We are headed into the teeth of the Greatest Depression, or at least
the most significant one since the fourteenth century.
Hyperinflation
is simply not on the cards any time soon. The depression will proceed
for many years before that becomes a serious risk, unless you live in
the European periphery that is, where currency reissue is a very real
risk in the relatively short term.
In
those currencies, loss of faith in New Drachmas, New Pesetas or New
Lira is very likely, and the periphery countries will be cut off from
international debt financing, with hyperinflationary results. That is
not the situation in the US at all, and won't be for quite a long
time. Eventually, when international debt financing is dead and
buried, then printing will be a risk and a loss of faith in the
erstwhile reserve currency could be expected.
In
the meantime, debts defaults are going to skyrocket, each one doing
its bit to destroy the value of credit instruments, and subtract from
the effective money supply. This is already underway, and the great
asset grab has begun as a result. Witness the asset stripping of
Greece for instance.
In
Europe, endless bailouts of sovereigns and the well-connected are
doing nothing to increase the money supply or the velocity of money.

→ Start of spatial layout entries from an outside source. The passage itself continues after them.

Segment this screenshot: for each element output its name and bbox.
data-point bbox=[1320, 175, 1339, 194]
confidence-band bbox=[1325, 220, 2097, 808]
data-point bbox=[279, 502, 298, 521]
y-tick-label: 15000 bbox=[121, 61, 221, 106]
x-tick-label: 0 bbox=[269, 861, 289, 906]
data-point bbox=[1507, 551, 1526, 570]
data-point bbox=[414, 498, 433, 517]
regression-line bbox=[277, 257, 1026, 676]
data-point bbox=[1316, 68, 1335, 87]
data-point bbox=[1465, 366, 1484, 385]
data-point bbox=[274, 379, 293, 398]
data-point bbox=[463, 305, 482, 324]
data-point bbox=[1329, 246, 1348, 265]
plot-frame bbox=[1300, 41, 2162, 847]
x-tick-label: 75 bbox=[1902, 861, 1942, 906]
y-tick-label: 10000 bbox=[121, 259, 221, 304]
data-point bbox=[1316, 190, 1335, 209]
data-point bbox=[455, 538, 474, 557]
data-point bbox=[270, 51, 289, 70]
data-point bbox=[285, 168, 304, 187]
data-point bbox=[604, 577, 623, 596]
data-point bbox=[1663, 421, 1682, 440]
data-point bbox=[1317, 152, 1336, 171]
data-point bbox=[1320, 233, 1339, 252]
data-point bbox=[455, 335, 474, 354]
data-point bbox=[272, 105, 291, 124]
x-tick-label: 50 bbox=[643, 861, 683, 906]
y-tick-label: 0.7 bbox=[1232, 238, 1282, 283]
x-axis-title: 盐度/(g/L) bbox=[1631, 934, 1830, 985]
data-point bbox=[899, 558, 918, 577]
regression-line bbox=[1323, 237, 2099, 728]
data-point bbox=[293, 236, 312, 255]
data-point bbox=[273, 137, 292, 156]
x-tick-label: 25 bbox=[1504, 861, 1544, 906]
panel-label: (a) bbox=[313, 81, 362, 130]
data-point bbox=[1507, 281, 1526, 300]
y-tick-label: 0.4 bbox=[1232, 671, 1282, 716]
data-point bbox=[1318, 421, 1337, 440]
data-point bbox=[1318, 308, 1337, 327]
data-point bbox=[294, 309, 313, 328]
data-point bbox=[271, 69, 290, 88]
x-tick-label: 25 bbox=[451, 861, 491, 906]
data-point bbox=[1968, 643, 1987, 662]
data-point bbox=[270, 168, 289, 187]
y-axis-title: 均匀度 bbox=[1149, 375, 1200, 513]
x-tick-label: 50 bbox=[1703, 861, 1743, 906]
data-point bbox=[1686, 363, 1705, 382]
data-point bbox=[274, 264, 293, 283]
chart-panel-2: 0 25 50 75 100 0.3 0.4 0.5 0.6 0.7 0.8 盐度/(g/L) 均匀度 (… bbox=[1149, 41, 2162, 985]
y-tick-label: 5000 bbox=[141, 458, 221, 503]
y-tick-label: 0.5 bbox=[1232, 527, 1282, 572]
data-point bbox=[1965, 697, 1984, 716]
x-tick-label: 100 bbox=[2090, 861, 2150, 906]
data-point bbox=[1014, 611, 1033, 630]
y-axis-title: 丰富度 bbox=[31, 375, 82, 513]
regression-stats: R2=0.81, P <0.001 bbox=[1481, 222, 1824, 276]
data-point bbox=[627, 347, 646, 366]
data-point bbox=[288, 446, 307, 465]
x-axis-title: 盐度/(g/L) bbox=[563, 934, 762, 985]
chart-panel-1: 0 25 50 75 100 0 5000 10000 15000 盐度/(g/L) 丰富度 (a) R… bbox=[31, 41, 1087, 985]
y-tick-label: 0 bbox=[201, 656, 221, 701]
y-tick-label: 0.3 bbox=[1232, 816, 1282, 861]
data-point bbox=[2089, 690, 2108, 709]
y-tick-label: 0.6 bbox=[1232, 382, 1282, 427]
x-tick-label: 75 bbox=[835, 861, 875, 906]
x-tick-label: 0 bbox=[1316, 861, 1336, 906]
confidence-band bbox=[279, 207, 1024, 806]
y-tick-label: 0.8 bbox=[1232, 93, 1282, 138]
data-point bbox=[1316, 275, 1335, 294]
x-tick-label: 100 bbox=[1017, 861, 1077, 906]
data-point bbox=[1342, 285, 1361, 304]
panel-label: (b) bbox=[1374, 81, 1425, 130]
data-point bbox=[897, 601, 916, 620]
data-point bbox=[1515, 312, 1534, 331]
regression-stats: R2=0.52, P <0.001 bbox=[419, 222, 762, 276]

In contrast, the ineffectuality of governments is doing nothing more
than feeding the cycle of fear by demonstrating their impotence time
after time. They are trying to overcome contraction, but are fighting
an irresistible headwind. It is not going to work. Europe is already
in contraction, and as fear will be increasingly in the ascendancy,
that will only get worse.
Government
obligations will be shed right, left and centre (by governments of
the right, left and centre) because they will have no choice. Yes,
this will lead to anarchical unrest, and yes, this will be met with a
heavy-handed repressive response. Social polarization is very much on
the cards - governments vs people, haves vs have-nots, natives vs
immigrants, employers vs workers, unionized vs non-unionized, Us vs
Them in general terms. This will not be pretty, to say the least.
Just because it is a bad thing does not mean that it cannot happen,
or that government, by their actions, can make any difference to the
outcome.
Bailouts
are never for the little guy. The creditors hold the political power
and write the rules. They will not allow debtors off the hook.
Instead of repayment in money, they will take people's freedom
instead, making debt slavery much more real than it is today. Debts
will not be forgiven, but sold on to more aggressive debt collectors.
This is already happening in the US, where debt collection is
becoming increasingly unconscionable.
Debts
will only be effectively forgiven when people have nothing useful to
repay, not even their labour. By then the middle classes will
probably be living in latter day Hoovervilles, like the Villas
Miserias populated by the formerly middle class Argentines.
Savers
will have all the buying power, IF they have managed to get their
savings away from dependence on the solvency of middle men. Otherwise
they will likely disappear in a giant black hole of credit
destruction, as yet more excess claims to underlying real wealth.